Una serie impressionante di scricchiolii mi scuoteva mentre fissavo,
davanti a me, monti lontani. Pensai che forse si stava preparando una tempesta:
cosa mai poteva generare quei rumori? Poi mi svegliai, istintivamente avevo
interrotto il sogno: sulla mia testa, un concerto di sinistri scricchiolii mi
faceva pensare a passi cadenzati.
Salendo le scale lentamente, per non far troppo rumore, e facendo luce con
la torcia del cellulare, arrivai alla soffitta. La porta non era chiusa, la
spalancai e cercai di dare uno sguardo all’ampio locale, dopo aver cercato,
inutilmente l’interruttore. Vedevo un’indescrivibile confusione: mobili
rovinati, cuscini scuciti, un divano sfondato, ceste di varie dimensioni,
qualche valigia e un paio di bauli. Potevano esser stati i topi a far gemere le
assi del pavimento in quel modo?
Chiusi la porta, per tornare sui miei passi. Arrivato ai piedi della scala,
sentii nuovamente muoversi dei passi in soffitta. La persona che si era
nascosta nel vasto ambiente, poteva essere un vagabondo, forse un clandestino
in cerca di un tetto o chiunque altro. Non sapevo se affrontarlo o barricarmi
in un’altra stanza.
Andai verso il camino per prendere un pesante attizzatoio metallico che
potevo brandire come un’arma e tornai in cucina. Chiusi a chiave la porta di
legno spesso e piazzai una sedia contro la maniglia. Per forzarla ci sarebbe
voluto un uomo robusto e deciso.
Avevo appena finito quando sentii uno schianto contro la porta, come se un
mobile pesante fosse stato scagliato contro il legno. A causa del violento
urto, la sedia s’incastrò ancora più saldamente contro il pavimento.

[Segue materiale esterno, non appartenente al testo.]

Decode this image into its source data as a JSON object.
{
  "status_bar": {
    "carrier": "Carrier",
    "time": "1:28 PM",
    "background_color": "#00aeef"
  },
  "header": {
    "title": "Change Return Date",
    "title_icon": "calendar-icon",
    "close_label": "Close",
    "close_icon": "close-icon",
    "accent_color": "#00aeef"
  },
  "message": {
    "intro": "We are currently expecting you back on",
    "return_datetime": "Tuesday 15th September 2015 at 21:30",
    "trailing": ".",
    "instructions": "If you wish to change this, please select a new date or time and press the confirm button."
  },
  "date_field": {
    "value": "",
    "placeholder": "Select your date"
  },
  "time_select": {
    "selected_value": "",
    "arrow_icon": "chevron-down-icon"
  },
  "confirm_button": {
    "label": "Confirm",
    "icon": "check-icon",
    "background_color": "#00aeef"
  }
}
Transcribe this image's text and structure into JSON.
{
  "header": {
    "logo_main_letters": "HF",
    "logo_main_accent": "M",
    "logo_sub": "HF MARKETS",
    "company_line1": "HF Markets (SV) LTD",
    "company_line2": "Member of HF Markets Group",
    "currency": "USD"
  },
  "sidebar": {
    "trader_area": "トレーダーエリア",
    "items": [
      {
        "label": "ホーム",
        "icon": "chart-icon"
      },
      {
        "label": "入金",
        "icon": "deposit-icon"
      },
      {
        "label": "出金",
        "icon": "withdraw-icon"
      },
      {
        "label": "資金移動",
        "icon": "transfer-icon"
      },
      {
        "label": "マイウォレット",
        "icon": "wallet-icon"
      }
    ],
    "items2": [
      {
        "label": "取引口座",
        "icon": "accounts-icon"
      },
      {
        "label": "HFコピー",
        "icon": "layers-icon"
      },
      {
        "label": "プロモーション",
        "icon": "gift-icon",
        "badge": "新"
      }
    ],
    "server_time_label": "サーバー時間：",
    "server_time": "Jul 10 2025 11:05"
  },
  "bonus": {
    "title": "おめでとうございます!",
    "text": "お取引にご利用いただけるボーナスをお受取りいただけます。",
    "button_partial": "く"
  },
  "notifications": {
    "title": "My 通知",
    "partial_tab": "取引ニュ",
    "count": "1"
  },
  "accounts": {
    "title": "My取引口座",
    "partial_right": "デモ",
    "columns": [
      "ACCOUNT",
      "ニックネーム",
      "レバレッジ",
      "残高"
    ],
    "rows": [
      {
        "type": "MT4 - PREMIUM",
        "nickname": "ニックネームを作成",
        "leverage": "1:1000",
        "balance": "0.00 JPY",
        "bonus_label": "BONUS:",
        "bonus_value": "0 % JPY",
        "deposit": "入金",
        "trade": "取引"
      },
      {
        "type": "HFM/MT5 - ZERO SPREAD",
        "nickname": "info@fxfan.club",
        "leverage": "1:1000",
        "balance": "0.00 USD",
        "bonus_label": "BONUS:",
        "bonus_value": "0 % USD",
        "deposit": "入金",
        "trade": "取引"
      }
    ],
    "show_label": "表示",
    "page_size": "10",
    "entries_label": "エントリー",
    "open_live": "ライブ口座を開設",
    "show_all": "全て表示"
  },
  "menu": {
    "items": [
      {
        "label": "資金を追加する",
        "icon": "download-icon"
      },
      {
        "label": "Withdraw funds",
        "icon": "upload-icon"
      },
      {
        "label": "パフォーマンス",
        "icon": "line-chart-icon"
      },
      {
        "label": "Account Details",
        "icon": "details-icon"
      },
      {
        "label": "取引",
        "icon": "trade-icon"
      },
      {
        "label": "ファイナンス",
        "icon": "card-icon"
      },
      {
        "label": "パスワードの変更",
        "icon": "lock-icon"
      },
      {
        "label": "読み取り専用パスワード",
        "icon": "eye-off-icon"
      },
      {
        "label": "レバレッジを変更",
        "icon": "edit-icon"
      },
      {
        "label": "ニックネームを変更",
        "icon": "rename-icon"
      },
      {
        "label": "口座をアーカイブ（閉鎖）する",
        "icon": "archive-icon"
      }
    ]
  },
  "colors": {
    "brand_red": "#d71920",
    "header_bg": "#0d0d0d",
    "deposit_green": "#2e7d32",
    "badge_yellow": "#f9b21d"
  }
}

Calci contro il legno della porta, uno, due, violentemente, ma ero pronto.
Chiunque fosse entrato si sarebbe beccato l’attizzatoio in fronte.
Quella serie di colpi durò per cinque minuti. Ebbi l’impressione che la
persona che li scagliava lo facesse per spaventarmi.
Provai l’impulso di togliere la sedia e affrontarlo. Chi poteva essere per aggredirmi in quel modo?